Der Markt soll ordentlich geprüft werden, bevor das Produkt in den Verkauf geht. Je besser Sie den Markt kennen, umso besser sind Sie aufgestellt. Beachten Sie dabei die Rahmenbedingungen, die Branche, den geplanten Absatz und die Wettbewerber.

Rahmenbedingungen

  • Bei den Rahmenbedingungen prüfen Sie das Marktumfeld. Welche Bereiche wirken auf das Produkt ein?
  • Beispiele: neue Gesetze und Vorschriften, Normen, Techniken, Trends, Verfahren, Demographie, wirtschaftliche Bedingungen

Branchenanalyse

  • Die Branchenanalyse liefert einen Überblick über die Branche, in der das Produkt verkauft wird. Sie sehen sich die Marktdynamik an, suchen nach Schlüsselfaktoren für Trends und messen die Branchenattraktivität.
  • Beispiele: Wachstum der Branche, Struktur der Branche, Kostenstruktur, Distributionssysteme, Trends und Entwicklungen, Erfolgsfaktoren der Branche.

Absatzanalyse

  • Mit der Absatzanalyse können Sie Ihren potenziellen Marktanteil, Umsatz und ggf. auch die Kaufkraft und Struktur der Kundengruppe einschätzen.
  • Beispiele: Kundengruppen, Reichweite, Kaufkraft, Umsatz pro Kunde, Zielgruppenumsatz, Preisniveau am Absatzmarkt, Lieferantenauswahl

Marktanalyse

  • Die Marktanalyse beinhaltet die Gegebenheiten des Zielmarktes und den geplanten Markterfolg.
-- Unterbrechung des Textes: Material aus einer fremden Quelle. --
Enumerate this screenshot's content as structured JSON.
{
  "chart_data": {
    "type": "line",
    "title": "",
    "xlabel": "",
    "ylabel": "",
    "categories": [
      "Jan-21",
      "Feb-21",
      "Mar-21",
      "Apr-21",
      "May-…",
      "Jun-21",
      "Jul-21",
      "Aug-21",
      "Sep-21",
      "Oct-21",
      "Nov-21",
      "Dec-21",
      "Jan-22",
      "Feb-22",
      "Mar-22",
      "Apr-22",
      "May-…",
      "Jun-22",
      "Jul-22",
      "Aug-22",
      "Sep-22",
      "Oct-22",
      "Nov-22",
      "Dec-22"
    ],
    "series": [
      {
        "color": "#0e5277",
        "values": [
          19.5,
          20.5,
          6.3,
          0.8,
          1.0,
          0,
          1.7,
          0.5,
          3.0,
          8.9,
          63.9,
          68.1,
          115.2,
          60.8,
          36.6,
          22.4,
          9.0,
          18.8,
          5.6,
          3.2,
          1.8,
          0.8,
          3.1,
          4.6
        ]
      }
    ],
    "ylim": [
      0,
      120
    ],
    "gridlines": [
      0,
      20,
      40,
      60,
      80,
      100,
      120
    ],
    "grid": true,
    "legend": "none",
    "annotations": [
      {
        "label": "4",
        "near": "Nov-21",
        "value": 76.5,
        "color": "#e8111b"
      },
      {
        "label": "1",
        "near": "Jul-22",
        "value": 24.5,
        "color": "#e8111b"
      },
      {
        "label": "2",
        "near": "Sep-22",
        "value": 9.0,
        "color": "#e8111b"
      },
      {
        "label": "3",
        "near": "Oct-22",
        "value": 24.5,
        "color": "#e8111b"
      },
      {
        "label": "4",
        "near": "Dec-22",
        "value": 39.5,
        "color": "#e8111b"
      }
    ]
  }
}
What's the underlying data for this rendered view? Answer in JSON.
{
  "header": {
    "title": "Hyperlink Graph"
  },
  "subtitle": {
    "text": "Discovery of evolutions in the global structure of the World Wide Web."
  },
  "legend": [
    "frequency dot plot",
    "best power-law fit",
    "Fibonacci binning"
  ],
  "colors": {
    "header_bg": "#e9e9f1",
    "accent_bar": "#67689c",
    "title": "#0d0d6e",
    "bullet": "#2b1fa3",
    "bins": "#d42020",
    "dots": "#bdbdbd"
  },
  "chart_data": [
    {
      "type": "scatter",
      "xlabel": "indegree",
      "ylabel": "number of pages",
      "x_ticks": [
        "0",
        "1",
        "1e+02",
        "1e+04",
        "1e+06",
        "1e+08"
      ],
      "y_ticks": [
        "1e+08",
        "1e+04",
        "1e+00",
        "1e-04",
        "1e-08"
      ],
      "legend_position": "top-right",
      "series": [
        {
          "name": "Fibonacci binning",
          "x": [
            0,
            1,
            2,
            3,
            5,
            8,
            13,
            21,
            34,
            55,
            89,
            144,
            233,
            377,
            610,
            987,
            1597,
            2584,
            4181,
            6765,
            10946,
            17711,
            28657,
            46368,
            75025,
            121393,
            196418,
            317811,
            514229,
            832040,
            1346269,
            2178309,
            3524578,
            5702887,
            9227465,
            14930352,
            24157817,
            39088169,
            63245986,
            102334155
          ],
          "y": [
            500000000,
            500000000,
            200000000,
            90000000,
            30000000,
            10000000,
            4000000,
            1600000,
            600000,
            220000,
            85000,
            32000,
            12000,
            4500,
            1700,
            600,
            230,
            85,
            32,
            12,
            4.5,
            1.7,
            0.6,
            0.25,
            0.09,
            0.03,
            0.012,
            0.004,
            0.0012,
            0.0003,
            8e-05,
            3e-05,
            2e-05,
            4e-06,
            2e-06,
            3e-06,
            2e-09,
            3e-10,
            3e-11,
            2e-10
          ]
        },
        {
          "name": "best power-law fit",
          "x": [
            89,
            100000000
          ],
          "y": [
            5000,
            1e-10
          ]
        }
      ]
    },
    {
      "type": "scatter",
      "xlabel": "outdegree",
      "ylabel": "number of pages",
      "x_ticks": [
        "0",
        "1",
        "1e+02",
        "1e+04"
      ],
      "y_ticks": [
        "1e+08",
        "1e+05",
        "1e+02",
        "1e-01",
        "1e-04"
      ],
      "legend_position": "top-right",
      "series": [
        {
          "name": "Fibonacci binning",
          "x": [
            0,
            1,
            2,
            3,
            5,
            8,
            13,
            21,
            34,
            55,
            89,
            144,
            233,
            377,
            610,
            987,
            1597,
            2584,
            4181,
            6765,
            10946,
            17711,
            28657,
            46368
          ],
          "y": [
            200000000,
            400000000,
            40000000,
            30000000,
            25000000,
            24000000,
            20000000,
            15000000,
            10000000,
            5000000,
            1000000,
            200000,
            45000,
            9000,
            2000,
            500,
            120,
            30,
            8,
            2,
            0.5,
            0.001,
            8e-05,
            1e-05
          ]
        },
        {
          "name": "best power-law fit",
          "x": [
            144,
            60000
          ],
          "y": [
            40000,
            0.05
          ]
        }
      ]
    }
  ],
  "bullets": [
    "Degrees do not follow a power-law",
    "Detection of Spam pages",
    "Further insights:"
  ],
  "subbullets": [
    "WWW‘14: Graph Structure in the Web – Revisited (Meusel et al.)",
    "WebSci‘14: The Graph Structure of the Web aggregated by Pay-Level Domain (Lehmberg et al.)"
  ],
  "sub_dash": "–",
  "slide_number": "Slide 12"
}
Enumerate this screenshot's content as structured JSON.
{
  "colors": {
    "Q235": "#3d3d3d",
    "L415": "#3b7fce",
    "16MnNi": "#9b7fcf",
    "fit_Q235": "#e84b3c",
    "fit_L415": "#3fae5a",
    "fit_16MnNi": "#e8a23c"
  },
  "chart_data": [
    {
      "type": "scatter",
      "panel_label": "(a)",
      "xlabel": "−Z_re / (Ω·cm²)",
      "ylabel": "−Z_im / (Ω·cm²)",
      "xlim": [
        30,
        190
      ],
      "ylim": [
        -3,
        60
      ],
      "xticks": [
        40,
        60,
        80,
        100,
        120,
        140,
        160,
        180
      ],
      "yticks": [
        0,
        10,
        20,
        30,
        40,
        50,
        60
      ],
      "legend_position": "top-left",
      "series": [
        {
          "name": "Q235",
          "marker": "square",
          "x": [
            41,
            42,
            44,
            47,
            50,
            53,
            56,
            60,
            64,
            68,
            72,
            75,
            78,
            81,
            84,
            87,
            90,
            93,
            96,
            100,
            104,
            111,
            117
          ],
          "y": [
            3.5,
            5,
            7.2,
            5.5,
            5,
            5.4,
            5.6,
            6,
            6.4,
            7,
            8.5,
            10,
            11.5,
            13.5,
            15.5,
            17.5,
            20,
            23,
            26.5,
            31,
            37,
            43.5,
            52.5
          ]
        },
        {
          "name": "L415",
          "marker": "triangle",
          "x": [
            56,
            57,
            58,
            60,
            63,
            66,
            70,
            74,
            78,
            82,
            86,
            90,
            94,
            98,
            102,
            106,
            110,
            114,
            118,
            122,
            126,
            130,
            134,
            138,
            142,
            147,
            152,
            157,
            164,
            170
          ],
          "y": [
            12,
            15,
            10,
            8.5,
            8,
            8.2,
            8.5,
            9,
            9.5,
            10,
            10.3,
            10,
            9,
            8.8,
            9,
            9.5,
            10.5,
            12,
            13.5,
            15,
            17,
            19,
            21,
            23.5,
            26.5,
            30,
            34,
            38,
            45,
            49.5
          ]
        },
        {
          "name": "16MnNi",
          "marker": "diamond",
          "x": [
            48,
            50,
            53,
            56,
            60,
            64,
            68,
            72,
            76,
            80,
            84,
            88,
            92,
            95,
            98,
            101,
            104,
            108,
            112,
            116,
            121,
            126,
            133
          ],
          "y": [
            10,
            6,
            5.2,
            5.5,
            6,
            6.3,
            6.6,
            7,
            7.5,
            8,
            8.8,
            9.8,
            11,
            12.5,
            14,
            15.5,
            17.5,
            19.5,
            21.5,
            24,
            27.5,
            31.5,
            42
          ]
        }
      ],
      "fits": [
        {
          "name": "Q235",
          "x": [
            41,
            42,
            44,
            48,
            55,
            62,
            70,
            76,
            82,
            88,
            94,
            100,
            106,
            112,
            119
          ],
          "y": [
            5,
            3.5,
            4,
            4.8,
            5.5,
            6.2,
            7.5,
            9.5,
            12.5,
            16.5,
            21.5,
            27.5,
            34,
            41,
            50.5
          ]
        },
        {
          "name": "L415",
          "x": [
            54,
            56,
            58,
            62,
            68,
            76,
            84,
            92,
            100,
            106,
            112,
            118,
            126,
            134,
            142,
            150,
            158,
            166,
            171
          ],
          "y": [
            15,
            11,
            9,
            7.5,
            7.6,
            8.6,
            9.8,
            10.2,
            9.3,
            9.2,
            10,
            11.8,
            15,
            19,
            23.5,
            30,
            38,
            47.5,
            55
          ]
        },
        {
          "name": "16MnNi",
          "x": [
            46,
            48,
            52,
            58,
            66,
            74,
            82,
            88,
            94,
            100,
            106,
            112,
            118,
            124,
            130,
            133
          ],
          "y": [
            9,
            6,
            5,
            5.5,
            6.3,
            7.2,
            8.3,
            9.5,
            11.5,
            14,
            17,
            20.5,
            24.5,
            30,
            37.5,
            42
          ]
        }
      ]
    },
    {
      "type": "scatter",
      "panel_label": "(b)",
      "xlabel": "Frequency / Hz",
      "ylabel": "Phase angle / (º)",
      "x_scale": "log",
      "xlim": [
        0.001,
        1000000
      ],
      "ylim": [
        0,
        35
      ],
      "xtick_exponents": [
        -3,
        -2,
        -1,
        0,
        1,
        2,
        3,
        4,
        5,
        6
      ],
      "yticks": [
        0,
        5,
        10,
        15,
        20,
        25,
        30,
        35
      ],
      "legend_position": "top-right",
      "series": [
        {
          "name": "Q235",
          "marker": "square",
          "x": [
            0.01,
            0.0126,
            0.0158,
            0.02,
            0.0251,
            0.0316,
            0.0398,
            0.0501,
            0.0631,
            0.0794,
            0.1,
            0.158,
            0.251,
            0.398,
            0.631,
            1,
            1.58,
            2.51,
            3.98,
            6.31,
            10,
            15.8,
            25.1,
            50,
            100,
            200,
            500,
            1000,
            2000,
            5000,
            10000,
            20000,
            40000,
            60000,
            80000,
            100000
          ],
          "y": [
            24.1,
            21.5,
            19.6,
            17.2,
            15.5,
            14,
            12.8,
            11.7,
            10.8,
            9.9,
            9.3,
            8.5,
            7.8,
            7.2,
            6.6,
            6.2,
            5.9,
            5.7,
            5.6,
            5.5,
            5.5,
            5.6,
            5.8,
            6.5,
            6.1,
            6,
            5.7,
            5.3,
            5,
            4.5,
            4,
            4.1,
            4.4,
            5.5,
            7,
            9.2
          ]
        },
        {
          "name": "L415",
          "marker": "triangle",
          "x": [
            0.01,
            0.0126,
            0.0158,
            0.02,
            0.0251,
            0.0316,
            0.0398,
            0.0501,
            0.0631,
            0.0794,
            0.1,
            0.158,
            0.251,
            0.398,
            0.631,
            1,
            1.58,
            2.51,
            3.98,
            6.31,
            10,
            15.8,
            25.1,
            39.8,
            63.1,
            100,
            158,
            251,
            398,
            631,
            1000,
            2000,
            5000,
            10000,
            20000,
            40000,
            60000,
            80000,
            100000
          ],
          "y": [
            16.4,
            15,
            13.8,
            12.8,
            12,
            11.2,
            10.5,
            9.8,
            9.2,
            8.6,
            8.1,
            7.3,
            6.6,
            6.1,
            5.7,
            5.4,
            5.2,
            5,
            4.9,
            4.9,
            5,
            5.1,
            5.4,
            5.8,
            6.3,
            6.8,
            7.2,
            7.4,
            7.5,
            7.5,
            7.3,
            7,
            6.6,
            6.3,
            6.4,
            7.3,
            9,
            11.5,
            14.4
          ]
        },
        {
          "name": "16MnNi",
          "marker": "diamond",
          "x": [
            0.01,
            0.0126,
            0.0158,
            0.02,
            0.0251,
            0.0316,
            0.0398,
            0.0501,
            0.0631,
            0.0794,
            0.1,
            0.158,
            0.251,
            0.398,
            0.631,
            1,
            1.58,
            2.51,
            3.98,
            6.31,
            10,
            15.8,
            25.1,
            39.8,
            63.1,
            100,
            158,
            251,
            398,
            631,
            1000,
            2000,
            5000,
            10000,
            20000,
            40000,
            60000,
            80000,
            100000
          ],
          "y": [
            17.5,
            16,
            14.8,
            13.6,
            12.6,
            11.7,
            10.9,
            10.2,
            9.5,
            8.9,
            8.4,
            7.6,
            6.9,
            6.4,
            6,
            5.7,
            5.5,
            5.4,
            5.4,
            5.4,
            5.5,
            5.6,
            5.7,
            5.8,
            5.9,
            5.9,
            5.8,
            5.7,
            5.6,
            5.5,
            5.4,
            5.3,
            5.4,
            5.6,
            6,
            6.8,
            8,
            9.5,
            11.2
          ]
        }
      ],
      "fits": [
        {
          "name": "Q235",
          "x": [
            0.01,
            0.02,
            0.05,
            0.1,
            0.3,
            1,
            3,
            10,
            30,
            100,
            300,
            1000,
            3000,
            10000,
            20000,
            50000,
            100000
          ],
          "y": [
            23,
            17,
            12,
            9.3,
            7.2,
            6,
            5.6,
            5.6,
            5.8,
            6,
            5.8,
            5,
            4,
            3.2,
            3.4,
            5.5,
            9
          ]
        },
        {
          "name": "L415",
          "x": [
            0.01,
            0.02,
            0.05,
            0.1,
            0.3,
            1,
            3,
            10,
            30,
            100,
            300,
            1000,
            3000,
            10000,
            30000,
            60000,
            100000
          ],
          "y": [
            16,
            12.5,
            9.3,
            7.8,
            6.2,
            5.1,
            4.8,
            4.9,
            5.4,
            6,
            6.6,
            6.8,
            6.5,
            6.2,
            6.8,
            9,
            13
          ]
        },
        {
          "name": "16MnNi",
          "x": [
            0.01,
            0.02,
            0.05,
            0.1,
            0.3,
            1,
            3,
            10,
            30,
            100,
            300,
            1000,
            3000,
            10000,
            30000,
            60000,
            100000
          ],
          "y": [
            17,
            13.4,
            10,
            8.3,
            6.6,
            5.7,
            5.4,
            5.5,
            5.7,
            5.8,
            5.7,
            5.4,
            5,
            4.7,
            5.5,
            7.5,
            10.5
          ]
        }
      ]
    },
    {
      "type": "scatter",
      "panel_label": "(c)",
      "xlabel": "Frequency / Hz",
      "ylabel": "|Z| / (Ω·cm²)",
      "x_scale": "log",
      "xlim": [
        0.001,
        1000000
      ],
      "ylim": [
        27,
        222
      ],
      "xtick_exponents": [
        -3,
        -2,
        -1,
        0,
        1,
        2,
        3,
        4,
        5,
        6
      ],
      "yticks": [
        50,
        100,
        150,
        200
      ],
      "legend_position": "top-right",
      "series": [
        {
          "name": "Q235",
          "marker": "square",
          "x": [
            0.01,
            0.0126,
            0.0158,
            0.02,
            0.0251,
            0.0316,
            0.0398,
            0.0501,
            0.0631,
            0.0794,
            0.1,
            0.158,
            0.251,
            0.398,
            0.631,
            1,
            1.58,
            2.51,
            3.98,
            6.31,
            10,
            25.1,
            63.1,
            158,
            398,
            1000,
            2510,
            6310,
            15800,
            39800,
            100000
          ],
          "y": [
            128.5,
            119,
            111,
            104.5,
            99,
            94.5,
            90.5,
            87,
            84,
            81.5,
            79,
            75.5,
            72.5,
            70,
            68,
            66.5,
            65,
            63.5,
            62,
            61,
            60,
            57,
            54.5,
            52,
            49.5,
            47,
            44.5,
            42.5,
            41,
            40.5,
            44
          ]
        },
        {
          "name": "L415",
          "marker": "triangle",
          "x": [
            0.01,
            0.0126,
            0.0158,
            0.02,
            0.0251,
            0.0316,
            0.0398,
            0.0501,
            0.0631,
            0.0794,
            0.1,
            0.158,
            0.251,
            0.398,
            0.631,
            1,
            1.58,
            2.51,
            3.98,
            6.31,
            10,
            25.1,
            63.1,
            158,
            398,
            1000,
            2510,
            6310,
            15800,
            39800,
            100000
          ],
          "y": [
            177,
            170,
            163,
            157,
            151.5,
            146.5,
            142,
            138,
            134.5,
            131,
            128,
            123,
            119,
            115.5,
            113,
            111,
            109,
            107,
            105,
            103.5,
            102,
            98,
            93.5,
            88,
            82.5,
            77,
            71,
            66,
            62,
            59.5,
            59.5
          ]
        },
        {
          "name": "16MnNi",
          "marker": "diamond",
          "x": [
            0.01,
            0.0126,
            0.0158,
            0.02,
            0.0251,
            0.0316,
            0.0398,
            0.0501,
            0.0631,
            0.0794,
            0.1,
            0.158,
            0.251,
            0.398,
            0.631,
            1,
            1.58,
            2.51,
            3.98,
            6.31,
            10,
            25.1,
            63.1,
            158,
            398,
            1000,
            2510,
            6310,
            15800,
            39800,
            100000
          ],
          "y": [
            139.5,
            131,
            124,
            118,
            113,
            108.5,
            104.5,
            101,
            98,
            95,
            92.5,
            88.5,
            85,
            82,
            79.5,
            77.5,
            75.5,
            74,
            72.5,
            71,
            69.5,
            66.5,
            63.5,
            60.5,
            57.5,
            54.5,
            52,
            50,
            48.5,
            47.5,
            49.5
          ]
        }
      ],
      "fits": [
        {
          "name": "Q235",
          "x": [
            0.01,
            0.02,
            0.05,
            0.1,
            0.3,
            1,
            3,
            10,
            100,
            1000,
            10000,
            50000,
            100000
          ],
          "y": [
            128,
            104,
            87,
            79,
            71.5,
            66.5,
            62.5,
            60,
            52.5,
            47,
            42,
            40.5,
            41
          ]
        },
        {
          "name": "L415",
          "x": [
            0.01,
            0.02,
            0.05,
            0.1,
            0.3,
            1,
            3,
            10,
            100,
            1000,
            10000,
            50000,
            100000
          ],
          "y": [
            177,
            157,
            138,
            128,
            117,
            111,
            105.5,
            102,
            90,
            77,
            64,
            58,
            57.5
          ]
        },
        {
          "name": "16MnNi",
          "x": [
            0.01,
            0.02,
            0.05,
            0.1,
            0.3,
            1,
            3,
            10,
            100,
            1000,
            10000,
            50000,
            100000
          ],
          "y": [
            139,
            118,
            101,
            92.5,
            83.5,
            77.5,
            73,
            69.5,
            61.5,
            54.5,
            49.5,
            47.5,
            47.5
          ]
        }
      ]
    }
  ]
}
Marktforschungsinstitute oder Fachverbände liefern dazu Statistiken. Ein wichtiger Teil der Marktanalyse ist die Segmentierung, die in einem späteren Punkt detailreicher beschrieben wird.
  • Beispiele: Größe und Wachstum des Marktsegments, Markterfolg (Umsatz, Absatzmenge)

Wettbewerbsanalyse

  • Die Wettbewerbsanalyse fokussiert sich auf ihre Mitbewerber und ihr Angebot. Vergessen Sie dabei nicht potenzielle Mitbewerber, die noch einsteigen könnten oder die in vor- und nachgelagerten Wertschöpfungsbereichen tätig sind. Sie analysieren die Produkte der Wettbewerber und prüfen deren Eigenschaften wie Produktfunktionen oder verwendetes Material. Eine Analyse hinsichtlich deren Marketingaktivitäten ist sinnvoll.
  • Beispiele. Stärken-Schwächen-Portfolio, Unterschiede und Gemeinsamkeiten ihres Produkts und dem der Wettbewerber.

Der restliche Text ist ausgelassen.